BBC reveals 2,500-hour World War I season
- Published
The BBC has revealed how it plans to mark the centenary of World War I.
Programming and events will span four years, across television, radio and online, from 2014-2018, echoing the time frame of the war itself.
"I want 2014 to be remembered for our national commemoration of all those who served on the battlefield and on the Home Front," said BBC chief Tony Hall.
"And a chance for us all to learn something new about a war we think we know well."
The season will include 130 newly commissioned programmes, spanning almost 2,500 hours.
Among them will be two major TV dramas on BBC One: The Ark will take viewers into the lives of the medics and their patients at a fictional field hospital behind the trenches in France; while The Passing Bells tells the story of the war through the eyes of two very ordinary young men.
On BBC Two, Ian McDiarmid stars in 37 Days, which will explore the politics behind the build-up to war. The events will also be retold on BBC Radio 4 in 1914 Day-by-Day, a 42-part series featuring archive news excerpts, from the day of the assassination of the Archduke Ferdinand to the outbreak of war five weeks later.
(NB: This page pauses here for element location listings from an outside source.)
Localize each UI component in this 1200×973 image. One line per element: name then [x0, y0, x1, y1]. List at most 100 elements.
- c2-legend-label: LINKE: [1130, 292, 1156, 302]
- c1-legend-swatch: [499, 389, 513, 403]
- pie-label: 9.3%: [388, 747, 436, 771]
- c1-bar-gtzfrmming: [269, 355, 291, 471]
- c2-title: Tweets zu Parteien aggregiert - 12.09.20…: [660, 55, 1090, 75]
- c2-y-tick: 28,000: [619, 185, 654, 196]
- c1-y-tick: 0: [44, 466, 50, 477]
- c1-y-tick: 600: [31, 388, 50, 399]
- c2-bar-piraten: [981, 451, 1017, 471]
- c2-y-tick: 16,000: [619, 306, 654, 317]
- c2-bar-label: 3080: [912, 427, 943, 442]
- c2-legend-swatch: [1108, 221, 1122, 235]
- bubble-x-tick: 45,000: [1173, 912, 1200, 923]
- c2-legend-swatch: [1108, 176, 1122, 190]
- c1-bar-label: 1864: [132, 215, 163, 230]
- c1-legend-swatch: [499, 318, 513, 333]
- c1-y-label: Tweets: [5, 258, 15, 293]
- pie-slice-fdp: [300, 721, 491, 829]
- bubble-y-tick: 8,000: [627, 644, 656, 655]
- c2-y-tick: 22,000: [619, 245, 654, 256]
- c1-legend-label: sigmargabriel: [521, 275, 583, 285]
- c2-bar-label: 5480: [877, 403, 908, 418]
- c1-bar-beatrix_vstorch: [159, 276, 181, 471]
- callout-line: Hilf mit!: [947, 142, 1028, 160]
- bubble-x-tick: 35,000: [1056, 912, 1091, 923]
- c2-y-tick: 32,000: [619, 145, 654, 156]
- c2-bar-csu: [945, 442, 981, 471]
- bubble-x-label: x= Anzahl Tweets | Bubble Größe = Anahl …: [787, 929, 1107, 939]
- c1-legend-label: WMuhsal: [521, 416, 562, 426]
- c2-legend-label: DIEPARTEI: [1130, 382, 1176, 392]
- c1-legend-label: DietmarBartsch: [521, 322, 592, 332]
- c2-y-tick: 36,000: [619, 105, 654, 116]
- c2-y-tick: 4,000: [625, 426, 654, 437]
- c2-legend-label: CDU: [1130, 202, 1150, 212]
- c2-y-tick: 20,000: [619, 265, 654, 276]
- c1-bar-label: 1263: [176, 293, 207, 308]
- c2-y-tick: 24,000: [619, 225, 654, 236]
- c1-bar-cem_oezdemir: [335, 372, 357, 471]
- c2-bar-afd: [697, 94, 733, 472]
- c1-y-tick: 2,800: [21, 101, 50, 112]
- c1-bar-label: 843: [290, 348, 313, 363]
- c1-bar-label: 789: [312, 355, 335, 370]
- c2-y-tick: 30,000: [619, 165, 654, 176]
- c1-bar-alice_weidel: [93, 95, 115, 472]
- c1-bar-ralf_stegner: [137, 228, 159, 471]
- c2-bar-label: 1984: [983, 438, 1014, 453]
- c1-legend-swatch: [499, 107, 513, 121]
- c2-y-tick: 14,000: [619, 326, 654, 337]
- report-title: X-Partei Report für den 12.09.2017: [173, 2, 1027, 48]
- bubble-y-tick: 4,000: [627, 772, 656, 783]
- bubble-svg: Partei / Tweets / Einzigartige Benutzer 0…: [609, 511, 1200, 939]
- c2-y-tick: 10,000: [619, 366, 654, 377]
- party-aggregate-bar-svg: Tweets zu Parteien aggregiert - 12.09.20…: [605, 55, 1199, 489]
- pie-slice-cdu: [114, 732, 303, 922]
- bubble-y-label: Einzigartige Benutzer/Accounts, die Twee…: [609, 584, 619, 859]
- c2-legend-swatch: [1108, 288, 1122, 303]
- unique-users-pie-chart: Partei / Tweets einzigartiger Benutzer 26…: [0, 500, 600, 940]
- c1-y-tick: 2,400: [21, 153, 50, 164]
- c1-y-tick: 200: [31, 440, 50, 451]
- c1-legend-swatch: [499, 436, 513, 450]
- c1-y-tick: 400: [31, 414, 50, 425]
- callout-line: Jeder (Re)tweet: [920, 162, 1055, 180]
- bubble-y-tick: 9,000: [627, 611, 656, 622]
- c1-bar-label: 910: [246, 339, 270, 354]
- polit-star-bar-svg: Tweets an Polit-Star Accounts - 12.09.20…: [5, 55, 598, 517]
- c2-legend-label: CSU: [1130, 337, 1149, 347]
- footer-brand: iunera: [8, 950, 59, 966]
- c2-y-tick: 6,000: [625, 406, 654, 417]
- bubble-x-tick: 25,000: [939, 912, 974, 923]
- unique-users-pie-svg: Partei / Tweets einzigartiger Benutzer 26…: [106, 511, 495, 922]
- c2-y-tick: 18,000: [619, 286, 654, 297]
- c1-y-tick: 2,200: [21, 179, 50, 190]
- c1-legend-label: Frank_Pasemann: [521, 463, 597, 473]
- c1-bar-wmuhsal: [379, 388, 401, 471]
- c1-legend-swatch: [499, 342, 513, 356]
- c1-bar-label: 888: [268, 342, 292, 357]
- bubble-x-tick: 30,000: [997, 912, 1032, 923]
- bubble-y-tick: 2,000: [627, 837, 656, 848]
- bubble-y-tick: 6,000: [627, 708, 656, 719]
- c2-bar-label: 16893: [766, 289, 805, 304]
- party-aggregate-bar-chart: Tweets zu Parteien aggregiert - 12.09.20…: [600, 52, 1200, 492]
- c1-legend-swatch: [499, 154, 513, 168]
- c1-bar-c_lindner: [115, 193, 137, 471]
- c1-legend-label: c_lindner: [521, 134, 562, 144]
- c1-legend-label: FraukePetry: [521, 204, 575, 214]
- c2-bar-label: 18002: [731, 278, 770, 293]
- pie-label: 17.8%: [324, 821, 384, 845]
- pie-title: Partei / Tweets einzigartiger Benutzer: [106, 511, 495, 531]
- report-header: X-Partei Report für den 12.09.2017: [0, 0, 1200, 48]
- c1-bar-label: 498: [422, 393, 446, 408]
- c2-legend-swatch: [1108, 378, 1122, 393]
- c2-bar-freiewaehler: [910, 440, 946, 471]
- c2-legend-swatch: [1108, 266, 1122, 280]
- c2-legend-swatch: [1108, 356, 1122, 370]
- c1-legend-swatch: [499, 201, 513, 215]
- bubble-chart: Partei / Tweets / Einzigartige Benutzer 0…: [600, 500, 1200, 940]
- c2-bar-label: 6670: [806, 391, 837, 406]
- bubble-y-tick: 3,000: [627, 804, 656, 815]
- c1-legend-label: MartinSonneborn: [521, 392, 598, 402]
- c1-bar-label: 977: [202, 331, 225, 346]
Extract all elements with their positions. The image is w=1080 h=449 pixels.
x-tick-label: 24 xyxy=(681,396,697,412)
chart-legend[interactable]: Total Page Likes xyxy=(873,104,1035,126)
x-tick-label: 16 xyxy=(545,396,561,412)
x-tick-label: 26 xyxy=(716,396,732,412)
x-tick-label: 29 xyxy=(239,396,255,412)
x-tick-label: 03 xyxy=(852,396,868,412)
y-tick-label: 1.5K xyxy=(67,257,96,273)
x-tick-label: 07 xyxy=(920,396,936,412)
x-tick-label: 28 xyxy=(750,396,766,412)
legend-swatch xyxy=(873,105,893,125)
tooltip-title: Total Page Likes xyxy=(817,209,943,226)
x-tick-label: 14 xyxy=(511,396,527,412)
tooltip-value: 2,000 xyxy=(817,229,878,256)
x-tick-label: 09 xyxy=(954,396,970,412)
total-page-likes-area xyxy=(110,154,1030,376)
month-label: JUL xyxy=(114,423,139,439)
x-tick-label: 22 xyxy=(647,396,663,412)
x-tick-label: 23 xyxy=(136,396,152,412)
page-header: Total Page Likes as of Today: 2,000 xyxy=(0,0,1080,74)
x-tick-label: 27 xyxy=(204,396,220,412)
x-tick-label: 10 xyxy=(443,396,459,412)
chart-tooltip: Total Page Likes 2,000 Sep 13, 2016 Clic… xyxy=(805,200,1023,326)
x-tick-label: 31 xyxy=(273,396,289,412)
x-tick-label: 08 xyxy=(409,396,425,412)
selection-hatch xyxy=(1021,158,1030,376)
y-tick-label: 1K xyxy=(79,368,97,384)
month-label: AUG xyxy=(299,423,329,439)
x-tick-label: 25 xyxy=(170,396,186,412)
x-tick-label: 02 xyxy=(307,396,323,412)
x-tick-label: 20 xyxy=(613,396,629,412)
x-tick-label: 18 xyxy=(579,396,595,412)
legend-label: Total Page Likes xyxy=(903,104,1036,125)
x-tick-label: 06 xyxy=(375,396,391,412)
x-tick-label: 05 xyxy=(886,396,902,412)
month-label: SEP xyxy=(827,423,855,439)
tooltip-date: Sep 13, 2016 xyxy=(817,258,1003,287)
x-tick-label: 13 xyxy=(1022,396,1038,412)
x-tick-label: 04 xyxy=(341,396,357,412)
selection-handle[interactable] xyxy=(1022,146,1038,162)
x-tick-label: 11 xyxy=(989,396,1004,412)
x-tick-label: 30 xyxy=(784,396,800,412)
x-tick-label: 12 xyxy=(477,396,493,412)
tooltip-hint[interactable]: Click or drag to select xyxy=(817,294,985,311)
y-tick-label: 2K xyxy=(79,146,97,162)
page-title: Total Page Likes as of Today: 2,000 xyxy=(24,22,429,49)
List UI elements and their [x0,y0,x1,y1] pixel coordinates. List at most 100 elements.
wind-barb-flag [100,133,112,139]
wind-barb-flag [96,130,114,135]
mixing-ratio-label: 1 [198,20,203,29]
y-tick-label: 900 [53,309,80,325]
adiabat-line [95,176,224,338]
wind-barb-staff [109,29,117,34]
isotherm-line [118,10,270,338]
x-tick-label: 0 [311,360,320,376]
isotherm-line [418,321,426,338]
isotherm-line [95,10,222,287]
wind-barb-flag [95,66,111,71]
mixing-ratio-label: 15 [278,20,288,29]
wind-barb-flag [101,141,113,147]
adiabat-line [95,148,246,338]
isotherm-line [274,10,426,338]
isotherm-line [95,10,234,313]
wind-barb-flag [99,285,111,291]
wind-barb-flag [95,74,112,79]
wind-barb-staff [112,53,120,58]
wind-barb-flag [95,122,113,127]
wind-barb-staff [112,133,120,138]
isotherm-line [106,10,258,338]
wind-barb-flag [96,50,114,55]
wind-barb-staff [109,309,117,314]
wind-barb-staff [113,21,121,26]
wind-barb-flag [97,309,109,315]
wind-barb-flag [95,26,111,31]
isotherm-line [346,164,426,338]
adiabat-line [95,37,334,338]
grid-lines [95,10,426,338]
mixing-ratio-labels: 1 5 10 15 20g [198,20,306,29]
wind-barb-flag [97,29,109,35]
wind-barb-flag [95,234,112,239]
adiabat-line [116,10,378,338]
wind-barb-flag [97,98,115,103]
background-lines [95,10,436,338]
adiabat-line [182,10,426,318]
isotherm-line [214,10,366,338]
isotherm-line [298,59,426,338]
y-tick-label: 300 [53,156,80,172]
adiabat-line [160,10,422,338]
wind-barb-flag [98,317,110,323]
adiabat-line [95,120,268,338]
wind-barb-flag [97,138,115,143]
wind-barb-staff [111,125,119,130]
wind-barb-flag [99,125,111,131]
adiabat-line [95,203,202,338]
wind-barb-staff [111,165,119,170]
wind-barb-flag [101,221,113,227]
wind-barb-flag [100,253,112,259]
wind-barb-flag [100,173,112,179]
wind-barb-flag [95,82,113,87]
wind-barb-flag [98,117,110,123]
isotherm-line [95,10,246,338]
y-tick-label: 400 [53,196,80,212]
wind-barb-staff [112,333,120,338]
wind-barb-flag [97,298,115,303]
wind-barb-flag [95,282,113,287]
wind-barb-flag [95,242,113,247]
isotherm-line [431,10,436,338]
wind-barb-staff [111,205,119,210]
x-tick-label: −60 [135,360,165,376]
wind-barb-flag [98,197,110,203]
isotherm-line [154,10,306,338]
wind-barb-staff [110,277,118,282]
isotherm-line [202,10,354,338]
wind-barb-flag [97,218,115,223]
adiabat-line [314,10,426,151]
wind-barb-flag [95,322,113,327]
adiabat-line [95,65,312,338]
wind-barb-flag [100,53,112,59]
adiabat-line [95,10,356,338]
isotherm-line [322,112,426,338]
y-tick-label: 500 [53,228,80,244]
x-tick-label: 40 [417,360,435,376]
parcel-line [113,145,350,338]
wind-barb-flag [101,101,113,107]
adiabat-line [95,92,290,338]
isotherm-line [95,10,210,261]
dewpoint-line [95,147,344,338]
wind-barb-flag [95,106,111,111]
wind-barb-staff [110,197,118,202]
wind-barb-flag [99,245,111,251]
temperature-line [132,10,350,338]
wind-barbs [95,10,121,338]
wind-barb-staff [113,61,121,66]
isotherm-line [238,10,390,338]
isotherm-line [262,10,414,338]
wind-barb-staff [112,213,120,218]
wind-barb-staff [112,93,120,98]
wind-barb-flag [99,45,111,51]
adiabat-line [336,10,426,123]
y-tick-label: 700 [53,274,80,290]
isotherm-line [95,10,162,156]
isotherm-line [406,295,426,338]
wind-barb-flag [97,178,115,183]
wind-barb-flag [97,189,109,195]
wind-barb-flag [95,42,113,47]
Radio 4 will also air two dramas. Homefront is the story of "the 41 million Britons who didn't fight in the great war but whose hearts were pinned on the five million who did", and will run across four years in 15-minute instalments, pitting fictional stories against a background of truth.
Tommies, a series of plays narrated across the four years of war, revolves around British Empire soldiers, focusing on a sergeant in the Lahore division of the Indian army and a group of signallers.
Kate Adie tells The Story of Women in World War I on BBC Two, and relates the role of women as nurses, ambulance drivers and surgeons during the great war.
"We are setting out to broaden people's understanding of the war, to commemorate and remember those who were caught up in it and to tell both well-known stories from fresh perspectives and original stories so far untold," said Adrian Van Klaveren, BBC controller behind the centenary season.
Horrible Histories
The season will also include programming about poetry, paintings and music, as well as programmes by eminent historians including Sir Max Hastings, Christopher Clark and Niall Ferguson, tackling some of the biggest debates about World War I.
Meanwhile, BBC Children's and BBC Learning will seek to explain the war to younger viewers, through programmes including a specially-commissioned Horrible Histories.
"A century on, we should perhaps remember and respect that sacrifice," said Jeremy Paxman, who fronts the documentary series, Britain's Great War, looking at the impact of the World War I.
"And realise that more than any other event, this was the one that made modern Britain."